This example was taken from xactor’s Github README.

xactor = "0.7.11"
use xactor::*;

#[message(result = "String")]
struct Ping;

struct MyActor;

impl Actor for MyActor {}

#[async_trait::async_trait]
impl Handler<Ping> for MyActor {
    async fn handle(&mut self, _ctx: &mut Context<Self>, _: Ping) -> String {
        "Pong".to_string()
    }
}

#[xactor::main]
async fn main() -> Result<()> {
    // Start actor and get its address
    let addr = MyActor.start().await?;

    let res = addr.call(Ping).await?;
    println!("{}", res);

    Ok(())
}

Breakdown

  • Defined is a MyActor actor trait, and a Ping message
  • The handle function is implemented for MyActor
  • Using this framework, async and await allows for the result to be waited on

Advantages of the Actor Pattern in Rust

Rust’s concurrency features and the actor model complement each other well:

  • Memory Safety: The actor model eliminates data races, and Rust’s borrow checker enforces safe state access.
  • Scalability: Asynchronous message passing allows scaling systems efficiently.
  • Fault Tolerance: Supervision hierarchies help manage errors and recover gracefully.

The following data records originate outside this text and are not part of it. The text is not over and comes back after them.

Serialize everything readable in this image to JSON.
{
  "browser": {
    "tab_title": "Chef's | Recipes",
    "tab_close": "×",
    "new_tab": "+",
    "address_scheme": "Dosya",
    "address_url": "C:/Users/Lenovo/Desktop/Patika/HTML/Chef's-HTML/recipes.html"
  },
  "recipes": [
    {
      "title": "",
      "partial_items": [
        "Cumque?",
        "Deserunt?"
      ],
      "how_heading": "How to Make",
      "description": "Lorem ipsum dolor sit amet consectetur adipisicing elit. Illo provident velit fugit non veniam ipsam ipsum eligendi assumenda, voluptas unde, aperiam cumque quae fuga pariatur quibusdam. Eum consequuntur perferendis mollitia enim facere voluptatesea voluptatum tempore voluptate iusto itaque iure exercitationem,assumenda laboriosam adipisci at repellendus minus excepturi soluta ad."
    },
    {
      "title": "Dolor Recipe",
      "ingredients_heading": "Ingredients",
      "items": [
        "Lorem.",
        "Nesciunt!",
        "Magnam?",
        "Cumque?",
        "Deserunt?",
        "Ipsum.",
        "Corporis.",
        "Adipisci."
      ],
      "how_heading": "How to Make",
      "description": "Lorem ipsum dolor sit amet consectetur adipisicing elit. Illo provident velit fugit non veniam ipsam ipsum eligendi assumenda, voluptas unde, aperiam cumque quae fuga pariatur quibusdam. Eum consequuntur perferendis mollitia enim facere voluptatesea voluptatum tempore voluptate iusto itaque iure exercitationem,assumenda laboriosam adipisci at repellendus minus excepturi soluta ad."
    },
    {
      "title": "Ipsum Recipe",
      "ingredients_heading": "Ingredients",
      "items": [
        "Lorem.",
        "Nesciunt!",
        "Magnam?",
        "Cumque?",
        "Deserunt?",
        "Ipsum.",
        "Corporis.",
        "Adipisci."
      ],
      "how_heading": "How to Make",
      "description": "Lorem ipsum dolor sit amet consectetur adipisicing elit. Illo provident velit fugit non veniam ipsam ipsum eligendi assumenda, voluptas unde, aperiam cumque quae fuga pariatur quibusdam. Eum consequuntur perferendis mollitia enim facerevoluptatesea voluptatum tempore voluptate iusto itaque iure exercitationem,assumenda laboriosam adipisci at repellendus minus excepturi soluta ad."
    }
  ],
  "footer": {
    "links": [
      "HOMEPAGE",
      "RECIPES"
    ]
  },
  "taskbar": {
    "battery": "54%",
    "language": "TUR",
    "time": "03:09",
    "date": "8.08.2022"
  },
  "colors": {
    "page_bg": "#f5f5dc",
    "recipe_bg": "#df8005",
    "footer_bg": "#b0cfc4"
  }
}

When to Use the Actor Pattern

The actor pattern is a good fit for:

  • Distributed Systems: Where isolated units of computation need to communicate across nodes.
  • Concurrent Systems: That require fine-grained message handling without shared state.
  • Web Applications: With complex stateful backends (e.g., using Actix-Web).

Alternatives to the Actor Pattern

While powerful, the actor model isn’t always necessary. Rust offers other concurrency paradigms:

  • Channels: Using std::sync::mpsc or tokio::sync::mpsc for message passing.
  • Shared-State Concurrency: Leveraging Arc<Mutex<T>> to manage shared state.
  • Futures and Tasks: Directly working with Rust’s async ecosystem.

Conclusion

The actor pattern is alive and well in Rust, with libraries like Actix, Riker, and xactor making it accessible to developers. Whether you’re building distributed systems, scalable web applications, or concurrent computation engines, the actor model can simplify your design while leveraging Rust’s safety and performance guarantees.